System Design FAQ: Top Questions
19. How would you design a Schema Registry System?
A Schema Registry is a centralized repository for managing and validating data schemas (e.g., Avro, Protobuf, JSON). It ensures producer-consumer compatibility in distributed data systems.
📋 Functional Requirements
- Register new schemas for topics (Kafka, streams)
- Enforce schema compatibility (backward, forward, full)
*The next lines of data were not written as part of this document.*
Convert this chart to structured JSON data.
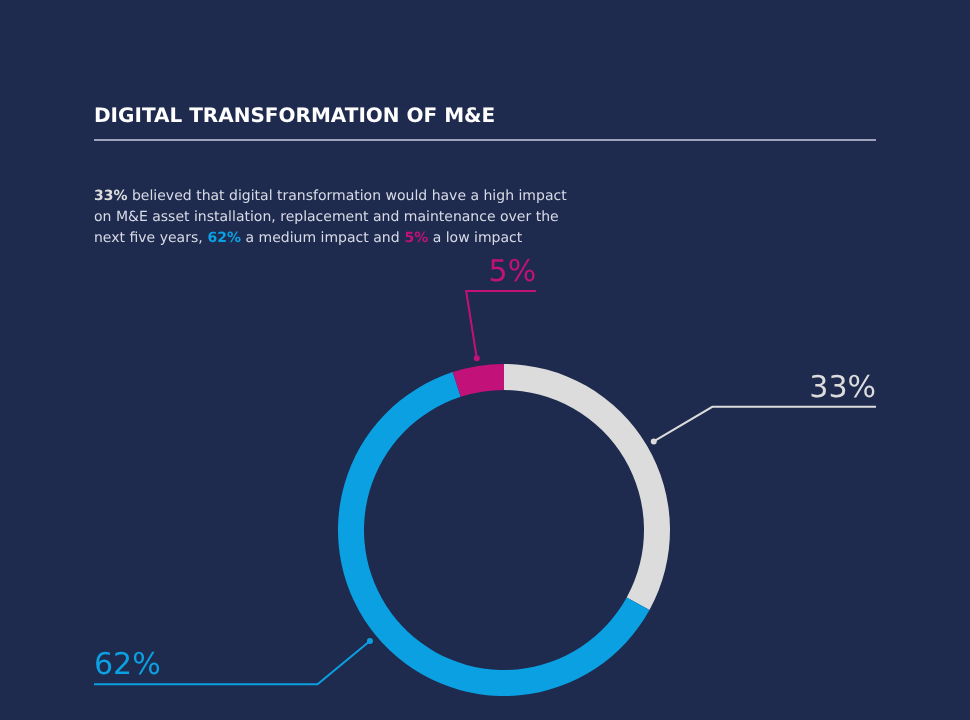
{
  "chart_data": {
    "type": "donut",
    "title": "DIGITAL TRANSFORMATION OF M&E",
    "subtitle": "33% believed that digital transformation would have a high impact on M&E asset installation, replacement and maintenance over the next five years, 62% a medium impact and 5% a low impact",
    "categories": [
      null,
      null,
      null
    ],
    "values": [
      33,
      62,
      5
    ],
    "colors": [
      "#dcdcdc",
      "#0ba0e2",
      "#c2127a"
    ],
    "value_labels": [
      "33%",
      "62%",
      "5%"
    ]
  }
}
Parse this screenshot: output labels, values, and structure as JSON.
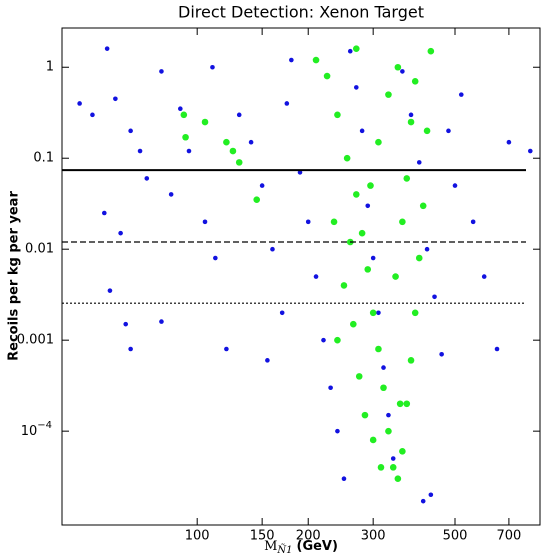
{
  "chart_data": {
    "type": "scatter",
    "title": "Direct Detection: Xenon Target",
    "ylabel": "Recoils per kg per year",
    "xlabel": {
      "symbol": "M",
      "subscript": "Ñ1",
      "unit": "(GeV)"
    },
    "xscale": "log",
    "yscale": "log",
    "xlim": [
      43,
      850
    ],
    "ylim": [
      9.3e-06,
      2.7
    ],
    "xticks": [
      100,
      150,
      200,
      300,
      500,
      700
    ],
    "yticks": [
      1,
      0.1,
      0.01,
      0.001,
      {
        "value": 0.0001,
        "label": "10",
        "exponent": "−4"
      }
    ],
    "hlines": [
      {
        "value": 0.074,
        "style": "solid"
      },
      {
        "value": 0.012,
        "style": "dashed"
      },
      {
        "value": 0.00255,
        "style": "dotted"
      }
    ],
    "series": [
      {
        "color": "#1212e0",
        "size": 2.3,
        "x": [
          57,
          48,
          52,
          60,
          66,
          70,
          73,
          56,
          62,
          58,
          64,
          66,
          80,
          90,
          95,
          85,
          105,
          112,
          80,
          120,
          110,
          130,
          140,
          150,
          160,
          170,
          155,
          180,
          175,
          190,
          200,
          210,
          220,
          230,
          240,
          250,
          260,
          270,
          280,
          290,
          300,
          310,
          320,
          330,
          340,
          360,
          380,
          400,
          420,
          440,
          460,
          480,
          500,
          520,
          560,
          600,
          650,
          700,
          800,
          430,
          410
        ],
        "values": [
          1.6,
          0.4,
          0.3,
          0.45,
          0.2,
          0.12,
          0.06,
          0.025,
          0.015,
          0.0035,
          0.0015,
          0.0008,
          0.9,
          0.35,
          0.12,
          0.04,
          0.02,
          0.008,
          0.0016,
          0.0008,
          1.0,
          0.3,
          0.15,
          0.05,
          0.01,
          0.002,
          0.0006,
          1.2,
          0.4,
          0.07,
          0.02,
          0.005,
          0.001,
          0.0003,
          0.0001,
          3e-05,
          1.5,
          0.6,
          0.2,
          0.03,
          0.008,
          0.002,
          0.0005,
          0.00015,
          5e-05,
          0.9,
          0.3,
          0.09,
          0.01,
          0.003,
          0.0007,
          0.2,
          0.05,
          0.5,
          0.02,
          0.005,
          0.0008,
          0.15,
          0.12,
          2e-05,
          1.7e-05
        ]
      },
      {
        "color": "#22ee22",
        "size": 3.3,
        "x": [
          92,
          93,
          105,
          120,
          125,
          145,
          130,
          210,
          225,
          240,
          255,
          270,
          280,
          290,
          300,
          310,
          320,
          330,
          340,
          350,
          360,
          370,
          380,
          390,
          400,
          410,
          420,
          430,
          350,
          330,
          310,
          295,
          260,
          250,
          240,
          275,
          285,
          300,
          315,
          345,
          360,
          370,
          380,
          390,
          270,
          235,
          265,
          355
        ],
        "values": [
          0.3,
          0.17,
          0.25,
          0.15,
          0.12,
          0.035,
          0.09,
          1.2,
          0.8,
          0.3,
          0.1,
          0.04,
          0.015,
          0.006,
          0.002,
          0.0008,
          0.0003,
          0.0001,
          4e-05,
          3e-05,
          6e-05,
          0.0002,
          0.0006,
          0.002,
          0.008,
          0.03,
          0.2,
          1.5,
          1.0,
          0.5,
          0.15,
          0.05,
          0.012,
          0.004,
          0.001,
          0.0004,
          0.00015,
          8e-05,
          4e-05,
          0.005,
          0.02,
          0.06,
          0.25,
          0.7,
          1.6,
          0.02,
          0.0015,
          0.0002
        ]
      }
    ]
  }
}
- Support schema versioning and deletion
- Expose APIs for producer/consumer validation
📦 Non-Functional Requirements
- Low-latency schema lookups
- ACID safety for concurrent updates
- Access control on schema modifications
🏗️ Core Architecture
- Storage: PostgreSQL, etcd, or Zookeeper for metadata
- API Layer: REST interface for schema registration and retrieval
- Compatibility Engine: Validation logic for new schema registration
- Cache: In-memory (e.g., Redis or local JVM cache) for fast access
📝 Sample Schema (Avro)
{
"type": "record",
"name": "UserEvent",
"fields": [
{ "name": "user_id", "type": "string" },
{ "name": "action", "type": "string" },
{ "name": "timestamp", "type": "long" }
]
}
🔐 Register Schema API Example (cURL)
curl -X POST http://schema-registry.local/subjects/user-events/versions -H "Content-Type: application/vnd.schemaregistry.v1+json" -d '{"schema": "{"type": "record", "name": "UserEvent", "fields":[...]}"}'
🧠 Compatibility Modes
- BACKWARD: New consumers can read old data
- FORWARD: Old consumers can read new data
- FULL: Both directions guaranteed
🛂 Role-Based Access Control
- Producers: can register/update schemas for allowed topics
- Consumers: can fetch but not modify schemas
- Admins: can delete or force-reset schemas
⚙️ Kafka Compatibility Integration
// Kafka Producer config snippet
props.put("key.serializer", "io.confluent.kafka.serializers.KafkaAvroSerializer");
props.put("value.serializer", "io.confluent.kafka.serializers.KafkaAvroSerializer");
props.put("schema.registry.url", "http://schema-registry.local");
📊 Observability
- Schema registration error rate
- Fetch latency (p95, p99)
- Incompatible schema rejection count
📌 Final Insight
A Schema Registry enforces discipline in event-driven systems, reducing serialization errors and ensuring forward compatibility. It is foundational for stream processing and contract-driven development.